The sample document created at this stage looks like:
{ "_id": "Julii", "count": 3 }Finally, the $sort operator sorts these documents by the
count field in descending order, and the $limit operator
outputs the first 6 documents:
{
"result": [
{ "_id": "Jana", "count": 21 },
{ "_id": "Marii", "count": 16 },
{ "_id": "Grzegorza", "count": 9 },
{ "_id": "Piotra", "count": 9 },
{ "_id": "Feliksa", "count": 8 },
{ "_id": "Leona", "count": 8 }
],
"ok": 1
}We want to pivot the name_days.json data set. Precisely, we want to convert documents from this format:
{
"date": { "day": 1, "month": 1 }
"names": [ "Mieszka", "Mieczysława", "Marii" ],
}into this format:
{
"name": "Mateusza",
"dates": [{"day": 13, "month": 11}, {"day": 21, "month": 9}]

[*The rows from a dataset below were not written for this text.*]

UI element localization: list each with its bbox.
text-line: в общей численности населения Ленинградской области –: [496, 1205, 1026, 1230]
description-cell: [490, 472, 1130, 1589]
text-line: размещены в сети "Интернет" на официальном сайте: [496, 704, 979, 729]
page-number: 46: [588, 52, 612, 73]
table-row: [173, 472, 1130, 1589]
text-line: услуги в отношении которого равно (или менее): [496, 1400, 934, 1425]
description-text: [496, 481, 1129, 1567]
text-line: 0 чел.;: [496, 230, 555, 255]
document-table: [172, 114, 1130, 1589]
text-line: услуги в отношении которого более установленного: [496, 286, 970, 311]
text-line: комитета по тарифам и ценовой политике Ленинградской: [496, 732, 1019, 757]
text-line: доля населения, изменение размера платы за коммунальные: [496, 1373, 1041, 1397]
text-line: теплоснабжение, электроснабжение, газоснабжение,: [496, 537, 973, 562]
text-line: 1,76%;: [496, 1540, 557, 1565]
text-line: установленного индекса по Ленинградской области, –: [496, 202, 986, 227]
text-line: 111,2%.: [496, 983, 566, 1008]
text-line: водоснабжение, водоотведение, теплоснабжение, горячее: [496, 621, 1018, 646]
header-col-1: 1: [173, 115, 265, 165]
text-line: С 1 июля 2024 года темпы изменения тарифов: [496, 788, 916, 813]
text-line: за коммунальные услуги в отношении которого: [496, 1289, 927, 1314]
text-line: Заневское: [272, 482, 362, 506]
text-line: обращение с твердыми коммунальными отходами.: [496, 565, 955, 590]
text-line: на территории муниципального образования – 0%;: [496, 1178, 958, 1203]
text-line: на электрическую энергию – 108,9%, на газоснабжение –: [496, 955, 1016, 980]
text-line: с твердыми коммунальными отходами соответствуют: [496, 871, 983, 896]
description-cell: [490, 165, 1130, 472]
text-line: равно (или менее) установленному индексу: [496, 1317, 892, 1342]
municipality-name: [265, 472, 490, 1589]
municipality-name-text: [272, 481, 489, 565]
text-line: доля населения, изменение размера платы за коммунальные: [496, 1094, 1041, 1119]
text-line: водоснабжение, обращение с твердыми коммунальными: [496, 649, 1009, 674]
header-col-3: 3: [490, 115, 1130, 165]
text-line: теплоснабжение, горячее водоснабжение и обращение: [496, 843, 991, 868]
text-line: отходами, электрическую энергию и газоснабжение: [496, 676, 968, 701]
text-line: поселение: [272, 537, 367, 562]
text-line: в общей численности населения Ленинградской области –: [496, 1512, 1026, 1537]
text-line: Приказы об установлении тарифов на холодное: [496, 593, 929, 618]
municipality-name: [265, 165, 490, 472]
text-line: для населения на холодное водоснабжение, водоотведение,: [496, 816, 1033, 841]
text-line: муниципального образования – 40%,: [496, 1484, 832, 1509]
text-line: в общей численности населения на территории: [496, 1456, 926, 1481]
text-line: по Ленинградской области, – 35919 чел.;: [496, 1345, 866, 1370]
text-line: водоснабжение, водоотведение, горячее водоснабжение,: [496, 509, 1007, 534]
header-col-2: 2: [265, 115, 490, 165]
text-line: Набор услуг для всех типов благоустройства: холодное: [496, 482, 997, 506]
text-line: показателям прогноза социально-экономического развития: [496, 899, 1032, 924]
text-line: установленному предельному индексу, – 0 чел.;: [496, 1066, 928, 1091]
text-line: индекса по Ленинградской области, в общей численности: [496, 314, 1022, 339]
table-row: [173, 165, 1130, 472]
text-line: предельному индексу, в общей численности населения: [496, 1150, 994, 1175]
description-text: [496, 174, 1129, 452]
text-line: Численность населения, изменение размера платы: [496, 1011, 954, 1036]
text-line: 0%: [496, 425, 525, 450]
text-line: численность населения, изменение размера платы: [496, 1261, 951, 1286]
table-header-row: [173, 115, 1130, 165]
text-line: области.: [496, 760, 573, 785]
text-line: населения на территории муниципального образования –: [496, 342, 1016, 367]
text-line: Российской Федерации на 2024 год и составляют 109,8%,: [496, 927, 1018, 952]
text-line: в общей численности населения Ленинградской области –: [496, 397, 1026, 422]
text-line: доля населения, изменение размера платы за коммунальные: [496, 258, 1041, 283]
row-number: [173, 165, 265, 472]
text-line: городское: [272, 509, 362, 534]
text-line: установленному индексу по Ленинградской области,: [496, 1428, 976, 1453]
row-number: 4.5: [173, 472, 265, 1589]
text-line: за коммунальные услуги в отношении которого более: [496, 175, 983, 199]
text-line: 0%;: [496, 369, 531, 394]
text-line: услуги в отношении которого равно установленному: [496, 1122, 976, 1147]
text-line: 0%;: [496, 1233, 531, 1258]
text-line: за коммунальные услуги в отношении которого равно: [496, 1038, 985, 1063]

}The following aggregation pipeline does the trick:
coll.aggregate(
{ $project: {_id: 0, date: 1, names: 1} },
{ $unwind: "$names" },
{ $group: {_id: "$names", dates: {$addToSet: "$date"}} },
{ $project: {name: "$_id", dates: 1, _id: 0} },
{ $sort: {name: 1} }
)The sample document created by the unwinding stage looks like:
{
"names": "Eugeniusza",
"date": { "day": 30, "month": 12 }
}The $group pipeline operator groups these documents by the names
field. The $addToSet operator returns an array of all unique values
of the date field found in the set of grouped documents.
The sample document created at this stage of the pipeline looks like:
{
"_id": "Maksymiliana",
"dates": [{"day": 12, "month": 10}, {"day": 14, "month": 8}]
}In the last two stages we sort and reshape these documents to the requested format:
{
"name": "Zuzanny",
"dates": [{"day": 11, "month": 8}, { "day": 24, "month": 5}]
}1. For the zipcodes collection, the aggregation below computes
248_706_415. What does this number mean?
coll.aggregate({ $group: {_id: 0, sum: {$sum: "$pop"}} })
// {
// "result": [
// {
// "_id": 0,
// "sum": 248706415
// }
// ],
// "ok": 1
// }2. How many different names are in the cal collection?